The checkpoint cumulative servicing model used by Windows 11 means offline installers may bundle both the servicing stack and the latest cumulative update. Administrators should follow Microsoft’s documented order when applying .msu files to images, and plan for gigabyte-scale transfers across distribution points.

Feature-gating adds another layer of variability. Two identical machines on Build 26100.6584 may display different AI features based on server-side flags, hardware capability (NPU), or user entitlement. Pilot rings must include representative hardware—Copilot+ Arm devices, standard x64 laptops, virtual machines—to catch differences before broad deployment. Helpdesk scripts should account for UI variations, such as the new clock, permission dialogs, and File Explorer menu changes, so that visible differences are not misdiagnosed as regressions.

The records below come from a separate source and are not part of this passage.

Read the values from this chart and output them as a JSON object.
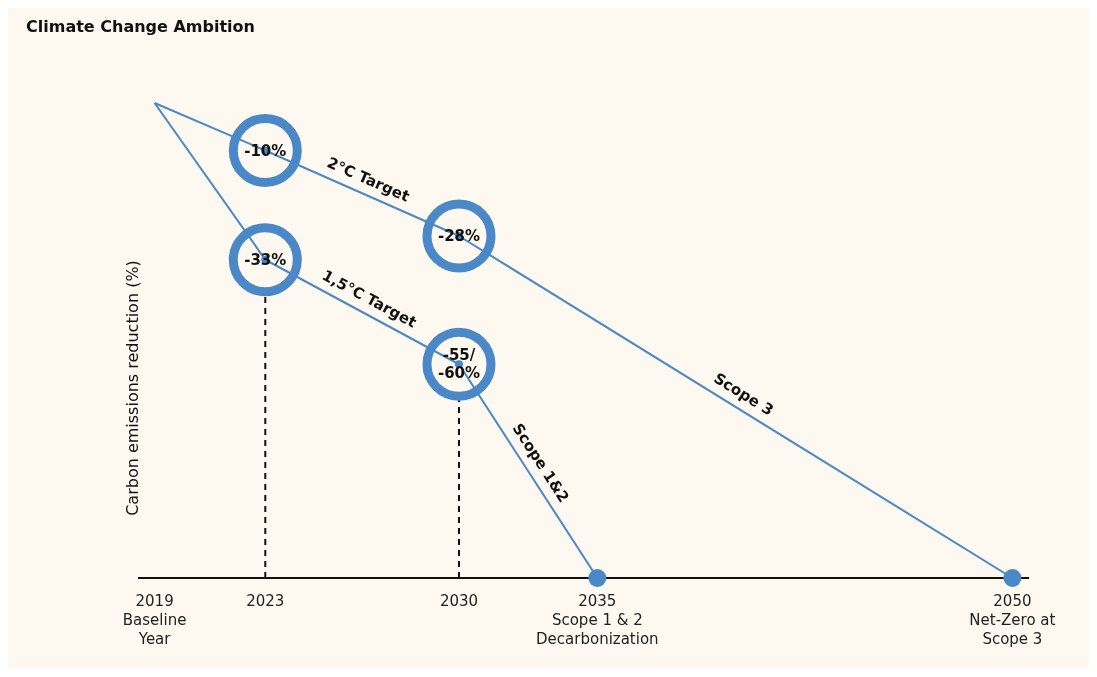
{
  "chart_data": {
    "type": "line",
    "title": "Climate Change Ambition",
    "ylabel": "Carbon emissions reduction (%)",
    "xlim": [
      2018.4,
      2050.6
    ],
    "xticks": [
      {
        "value": 2019,
        "label": "2019\nBaseline\nYear"
      },
      {
        "value": 2023,
        "label": "2023"
      },
      {
        "value": 2030,
        "label": "2030"
      },
      {
        "value": 2035,
        "label": "2035\nScope 1 & 2\nDecarbonization"
      },
      {
        "value": 2050,
        "label": "2050\nNet-Zero at\nScope 3"
      }
    ],
    "tick_labels": "x",
    "marker": "circle",
    "line_style": "solid",
    "series": [
      {
        "name": "2°C Target",
        "color": "#4a88c8",
        "x": [
          2019,
          2023,
          2030,
          2050
        ],
        "values": [
          0,
          -10,
          -28,
          -100
        ],
        "value_labels": [
          null,
          "-10%",
          "-28%",
          null
        ]
      },
      {
        "name": "1,5°C Target",
        "color": "#4a88c8",
        "x": [
          2019,
          2023,
          2030,
          2035
        ],
        "values": [
          0,
          -33,
          -55,
          -100
        ],
        "value_labels": [
          null,
          "-33%",
          "-55/\n-60%",
          null
        ]
      }
    ],
    "ref_lines": [
      {
        "axis": "x",
        "value": 2023,
        "line_style": "dashed",
        "color": "#111111"
      },
      {
        "axis": "x",
        "value": 2030,
        "line_style": "dashed",
        "color": "#111111"
      }
    ],
    "annotations": [
      {
        "text": "Scope 3",
        "x": 2040,
        "y": -64
      },
      {
        "text": "Scope 1&2",
        "x": 2032.5,
        "y": -77.5
      }
    ]
  }
}
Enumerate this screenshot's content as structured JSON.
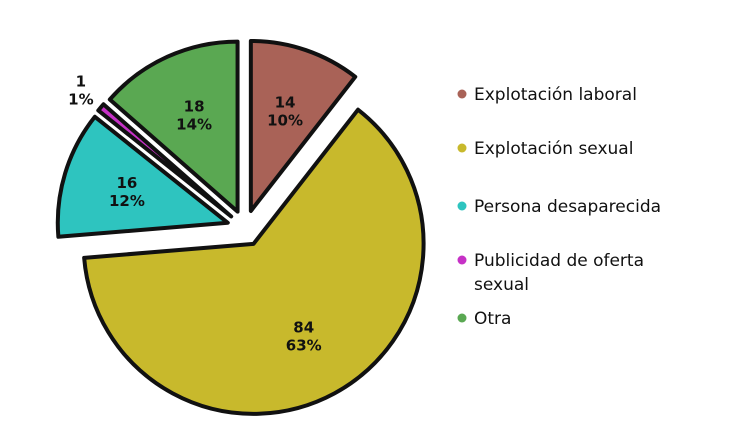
{
  "chart_data": {
    "type": "pie",
    "title": "",
    "exploded": true,
    "legend_position": "right",
    "slices": [
      {
        "label": "Explotación laboral",
        "value": 14,
        "percent": "10%",
        "color": "#a96257"
      },
      {
        "label": "Explotación sexual",
        "value": 84,
        "percent": "63%",
        "color": "#c8b92c"
      },
      {
        "label": "Persona desaparecida",
        "value": 16,
        "percent": "12%",
        "color": "#2ec4bf"
      },
      {
        "label": "Publicidad de oferta sexual",
        "value": 1,
        "percent": "1%",
        "color": "#c631c6"
      },
      {
        "label": "Otra",
        "value": 18,
        "percent": "14%",
        "color": "#5aa852"
      }
    ],
    "legend": [
      {
        "lines": [
          "Explotación laboral"
        ],
        "color": "#a96257"
      },
      {
        "lines": [
          "Explotación sexual"
        ],
        "color": "#c8b92c"
      },
      {
        "lines": [
          "Persona desaparecida"
        ],
        "color": "#2ec4bf"
      },
      {
        "lines": [
          "Publicidad de oferta",
          "sexual"
        ],
        "color": "#c631c6"
      },
      {
        "lines": [
          "Otra"
        ],
        "color": "#5aa852"
      }
    ]
  }
}
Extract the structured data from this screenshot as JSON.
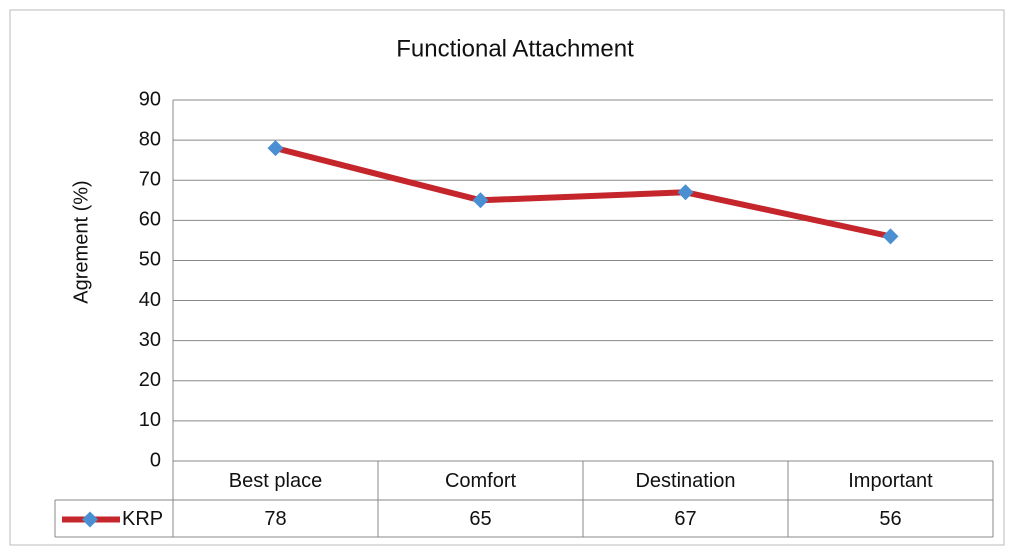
{
  "chart_data": {
    "type": "line",
    "title": "Functional Attachment",
    "y_label": "Agrement (%)",
    "categories": [
      "Best place",
      "Comfort",
      "Destination",
      "Important"
    ],
    "series": [
      {
        "name": "KRP",
        "color": "#c4262b",
        "marker_color": "#4a8fd2",
        "values": [
          78,
          65,
          67,
          56
        ]
      }
    ],
    "ylim": [
      0,
      90
    ],
    "yticks": [
      0,
      10,
      20,
      30,
      40,
      50,
      60,
      70,
      80,
      90
    ],
    "grid": true,
    "data_table": true
  }
}
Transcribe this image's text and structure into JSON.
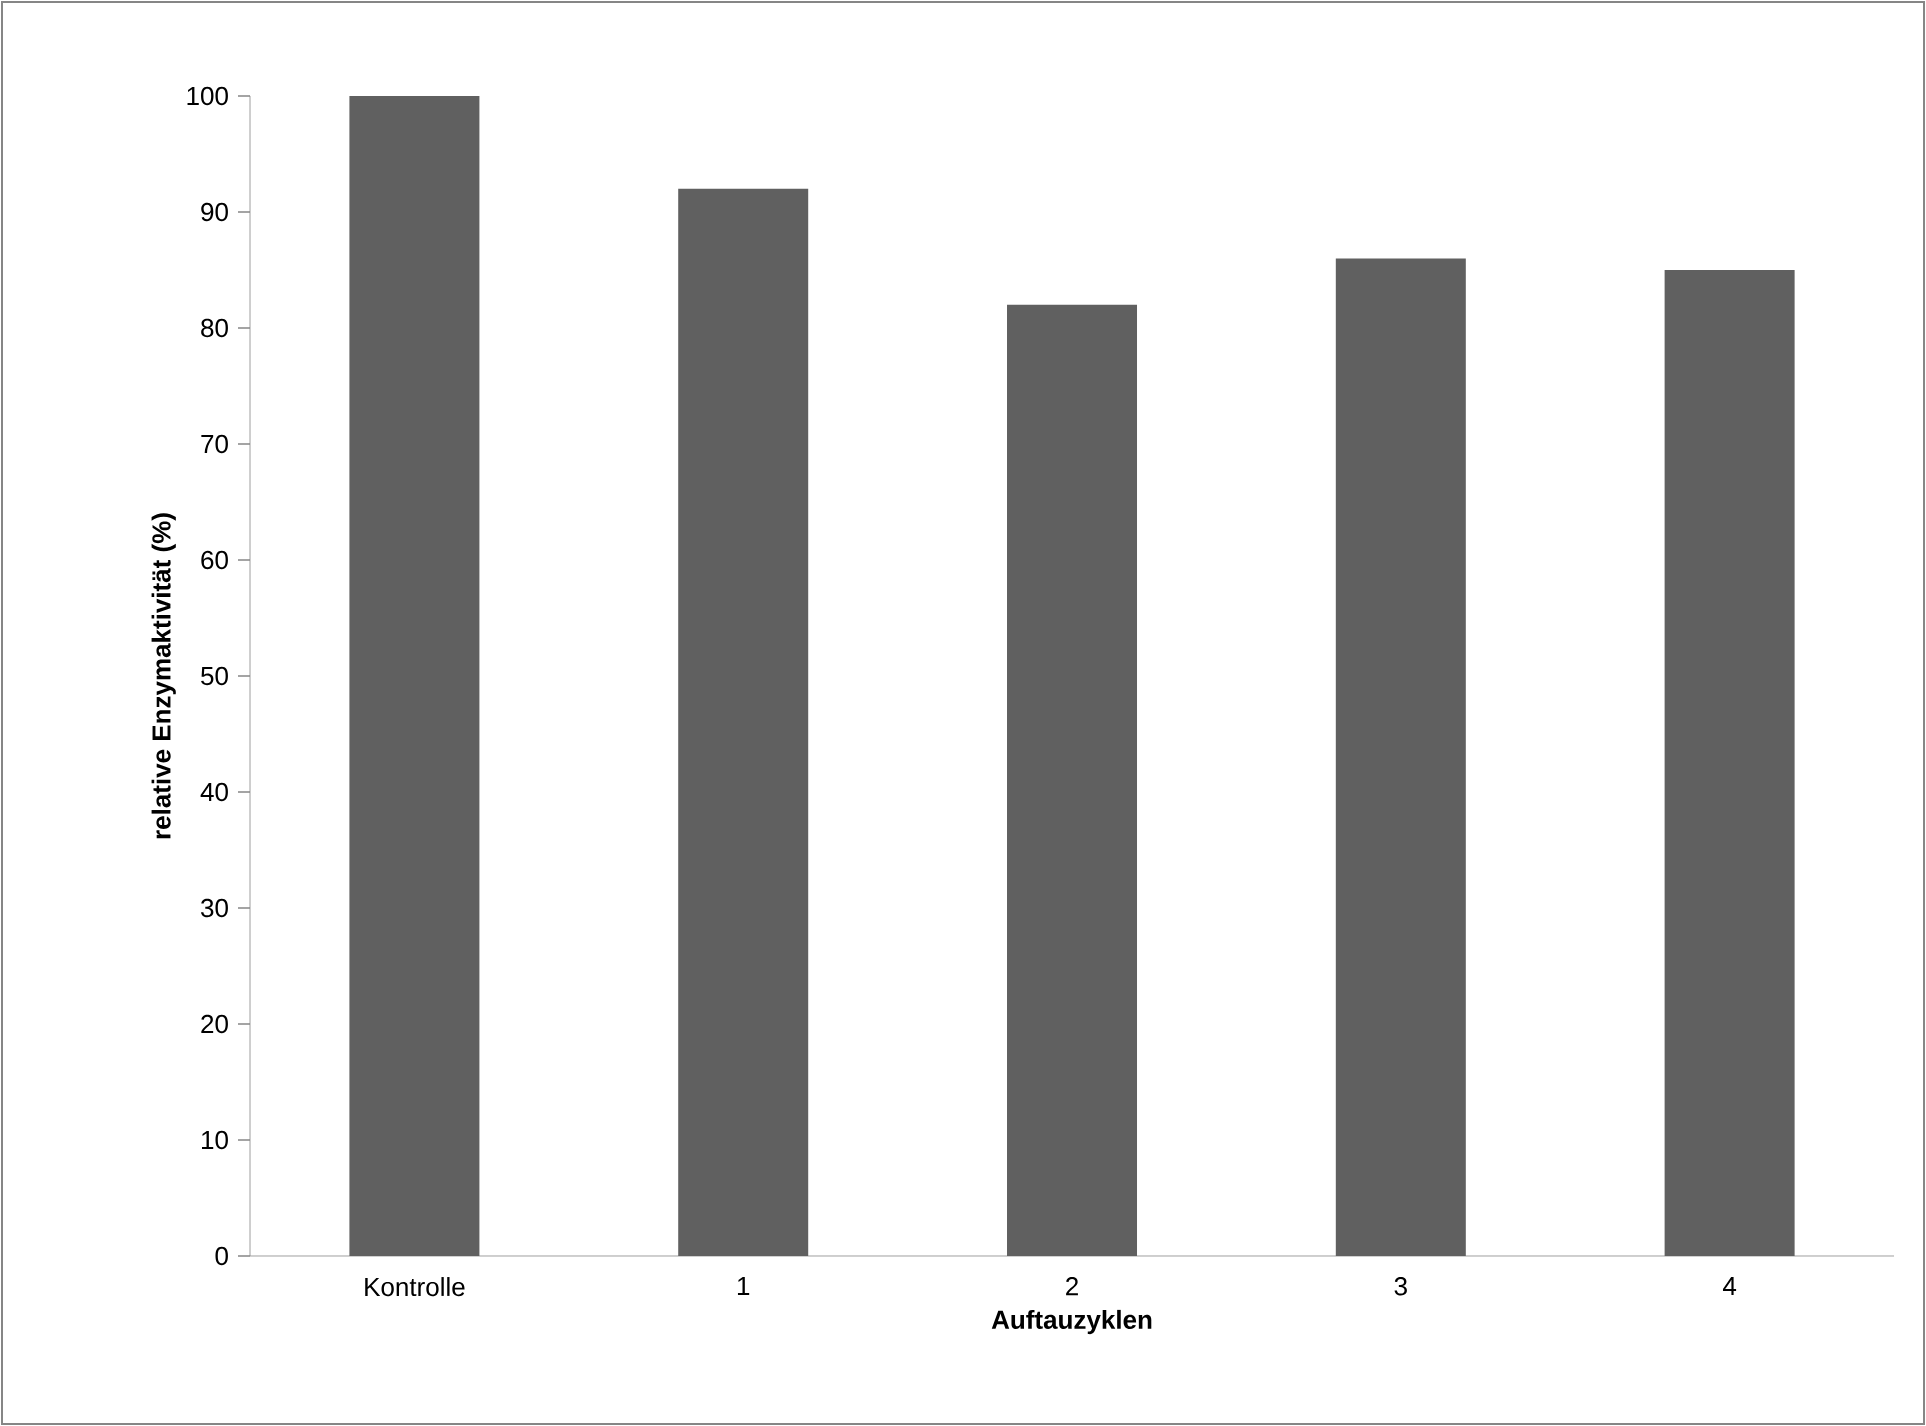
{
  "chart_data": {
    "type": "bar",
    "xlabel": "Auftauzyklen",
    "ylabel": "relative Enzymaktivität (%)",
    "categories": [
      "Kontrolle",
      "1",
      "2",
      "3",
      "4"
    ],
    "values": [
      100,
      92,
      82,
      86,
      85
    ],
    "color": "#606060",
    "ylim": [
      0,
      100
    ],
    "yticks": [
      0,
      10,
      20,
      30,
      40,
      50,
      60,
      70,
      80,
      90,
      100
    ],
    "grid": false
  }
}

Recall, despite being opt-in, raises compliance questions in regulated sectors. Organizations should assess whether snapshot functionality is appropriate on corporate devices, document any disablement procedures (using verified DISM commands after checking the exact feature name), and update privacy disclosures. Group Policy and MDM controls for Recall and other AI features should be validated in a representative test environment before enforcement.

A Thoughtful Update Worth a Careful Rollout

KB5065426 is not an emergency patch, but it is one of those updates that demands attention for its operational weight. For everyday users, the restored taskbar clock and smoothed-out File Explorer interactions provide immediate, visible relief. For those on Copilot+ hardware, the Recall homepage and Click to Do tutorial make AI assistants more approachable.

IT staff, however, inherit fresh complexity: a nearly 4GB offline installer, a firmware awareness obligation, and a fleet that will behave inconsistently even after a uniform patch level. The safest path forward is a measured, pilot-driven deployment: update firmware proactively, stage packages locally, and lean on Windows Update for automatic delivery to unmanaged devices. KB5065426 exemplifies Microsoft’s blended UI/AI trajectory—polishing the familiar while loading the platform with model-heavy capabilities that, for better or worse, every machine now carries.